Courtesy of the artist
In "The Grey Ship," Erika M. Anderson takes unlikely leaps of faith between extremes.
In "The Grey Ship," Erika M. Anderson takes unlikely leaps of faith between extremes. Courtesy of the artist
Song: "The Grey Ship"
CD: Past Life Martyred Saints
Erika M. Anderson, formerly of the band Gowns, is a master of the mid-length, cathartic rock song. Running over seven minutes, her song "The Grey Ship" — from Past Life Martyred Saints, her solo debut under the name EMA — is a sprawling multi-part example of a style showcases in Gowns' "White Like Heaven." Sonic Youth parodied the prog-rock tendency to name each of a lengthy song's "movements" in Daydream Nation's "Trilogy," but "The Grey Ship," likewise aware of its self-indulgence, doesn't need to be arch about it. Anderson may be punk, but her talent is for noisy rock music that creates a communal emotional state — intimacy unsuited to irony.
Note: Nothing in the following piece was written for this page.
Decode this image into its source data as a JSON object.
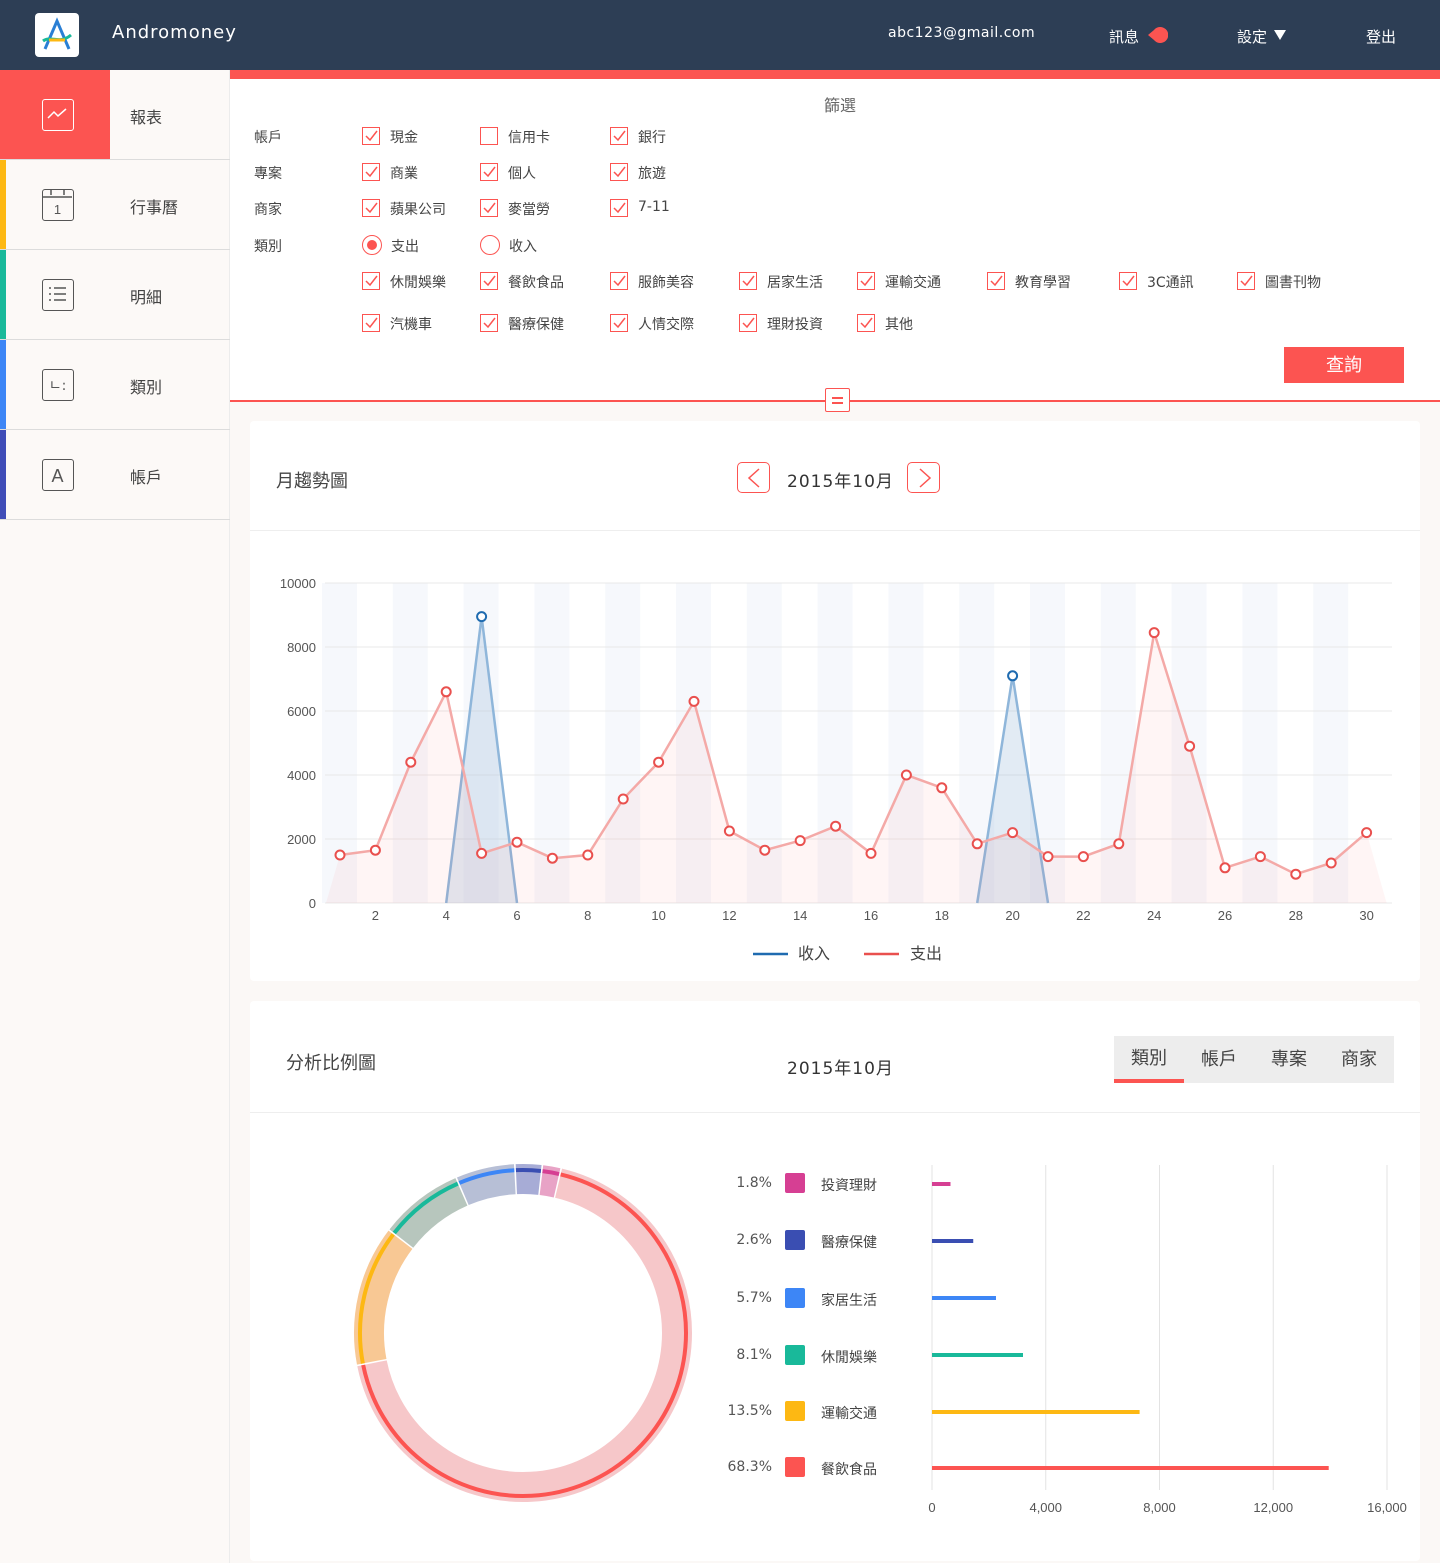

In its first part, "The Grey Ship" sounds like a hastily recorded sketch, with EMA shuffling through a pleasant, albeit ominous, tune. "I thought it would come from further north than that," she repeats, dazed by the unexpected arrival of a portentous ship. After a few minutes, a blunt transition bumps the listener into a higher-fidelity recording and a full band. EMA lets an ominous synth drone, some abstract electric guitar slashing and a sawing viola intensify until they're a writhing mass, exploding for a few seconds of bashing before pulling back. It all concludes with a bleak coda: "My great-grandmother lived on the prairie / Nothing, and nothing, and nothing, and nothing," Anderson sings as she trails off. "I got the same feeling inside of me / Nothing, and nothing, and nothing, and nothing."
Whether she's whispering or hollering, Anderson is an equally compelling singer. And, like the aforementioned Sonic Youth's Kim Gordon, Anderson has an expert grasp on rock lyrics as meaningful nonsense — equal parts cliché, cut-up and raw, artful personal admission. Throughout her career, Anderson has made music that hangs together because of these unlikely leaps of faith between extremes. The stakes are higher on the excellent Past Life Martyred Saints, but Anderson is only jumping more confidently.